Presque la totalité de ces beaux messieurs avaient passé six ans (sans compter le parlement qui est mort de sénilité en 1992 après 20 ans de sclérose) à violer allègrement la Constitution, fabriquant des lois à faire dresser les cheveux sur la tête du Conseil constitutionnel et mettant à l’honneur des pratiques dont la flagrante illégalité faisait syncoper le Conseil d’Etat. Ceux qui protestaient, on les envoyait “paver la mer”, autrement dit se faire voir ailleurs.
Sans le moindre état d’âme, avec une superbe assurance, ils poursuivaient leur avancée triomphale, sans un instant de doute, sans même se répéter le mot de la mère de Napoléon “pourvu que ça dure”, tant ils étaient sûrs que ça allait durer.
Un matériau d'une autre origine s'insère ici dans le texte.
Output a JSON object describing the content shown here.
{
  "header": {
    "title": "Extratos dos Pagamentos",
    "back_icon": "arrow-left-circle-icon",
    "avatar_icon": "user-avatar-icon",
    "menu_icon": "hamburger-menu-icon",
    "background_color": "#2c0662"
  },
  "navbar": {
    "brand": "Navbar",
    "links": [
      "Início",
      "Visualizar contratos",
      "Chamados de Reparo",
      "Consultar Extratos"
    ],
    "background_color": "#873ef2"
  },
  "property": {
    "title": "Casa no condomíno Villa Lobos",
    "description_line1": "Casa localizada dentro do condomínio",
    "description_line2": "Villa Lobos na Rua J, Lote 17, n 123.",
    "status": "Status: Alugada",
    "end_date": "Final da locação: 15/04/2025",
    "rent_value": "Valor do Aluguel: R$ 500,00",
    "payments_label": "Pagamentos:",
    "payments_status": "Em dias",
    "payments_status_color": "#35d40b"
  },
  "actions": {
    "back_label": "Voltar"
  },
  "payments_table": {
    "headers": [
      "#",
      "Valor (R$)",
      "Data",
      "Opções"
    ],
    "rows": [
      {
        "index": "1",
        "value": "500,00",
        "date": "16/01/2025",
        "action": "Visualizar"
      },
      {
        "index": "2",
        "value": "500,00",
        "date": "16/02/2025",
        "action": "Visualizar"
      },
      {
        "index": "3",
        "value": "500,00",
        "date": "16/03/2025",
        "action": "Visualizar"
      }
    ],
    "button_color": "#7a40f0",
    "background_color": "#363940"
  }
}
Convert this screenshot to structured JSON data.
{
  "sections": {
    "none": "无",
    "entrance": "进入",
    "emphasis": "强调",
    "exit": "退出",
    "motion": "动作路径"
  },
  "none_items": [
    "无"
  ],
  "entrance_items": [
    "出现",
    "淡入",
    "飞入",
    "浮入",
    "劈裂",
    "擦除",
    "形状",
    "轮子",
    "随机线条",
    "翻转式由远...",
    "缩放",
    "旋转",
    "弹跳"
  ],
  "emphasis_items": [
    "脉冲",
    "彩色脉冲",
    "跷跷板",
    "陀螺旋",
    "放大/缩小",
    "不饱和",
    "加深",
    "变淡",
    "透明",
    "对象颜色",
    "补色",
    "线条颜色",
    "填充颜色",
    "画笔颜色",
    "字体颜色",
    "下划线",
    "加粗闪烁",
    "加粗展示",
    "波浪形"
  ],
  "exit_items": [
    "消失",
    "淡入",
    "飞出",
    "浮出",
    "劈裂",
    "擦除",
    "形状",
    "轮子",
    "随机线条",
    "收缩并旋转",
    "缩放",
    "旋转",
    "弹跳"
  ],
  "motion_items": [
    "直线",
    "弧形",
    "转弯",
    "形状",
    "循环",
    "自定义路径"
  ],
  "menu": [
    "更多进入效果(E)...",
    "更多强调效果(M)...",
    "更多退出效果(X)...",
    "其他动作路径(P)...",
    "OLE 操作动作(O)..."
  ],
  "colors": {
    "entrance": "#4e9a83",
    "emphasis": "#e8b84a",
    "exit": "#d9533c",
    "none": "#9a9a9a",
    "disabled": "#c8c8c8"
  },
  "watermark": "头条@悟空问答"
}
Résultat, nous nous couchions chaque soir plus déplumés que le matin et nous nous levions le matin plus lessivés que le soir.
Où se sont donc envolés toutes les taxes que l’on nous a extorquées et les impôts dont on nous a écorché vifs? Où sont passés les 20 ou 26 milliards de dollars empruntés à gros intérêts et sanglots à droite et à gauche? Qu’est-ce qui, malgré ces milliards, a creusé ce trou insondable dans le budget de l’Etat?
Les présidents Lahoud et Hoss sont arrivés au pouvoir sous le signe de la transparence et de la loi avec toutes ses rigueurs. Nous avons au ministère de la Justice, un homme aussi intègre et doté d’un rare courage. Que tous les dossiers soient ouverts. Ainsi seront lavés de  tout soupçon les dirigeants que des rumeurs malveillantes ont salis à tort et seront déférés devant les juridictions compétentes ceux dont les malversations n’ont eu d’égales que l’arrogance et la brutalité.
Sinon, nous serons condamnés, sans l’espoir d’un recours, cette fois-ci, à nous coucher chaque soir plus déçus que la veille, avec non seulement des lendemains qui déchantent, mais sans lendemains du tout.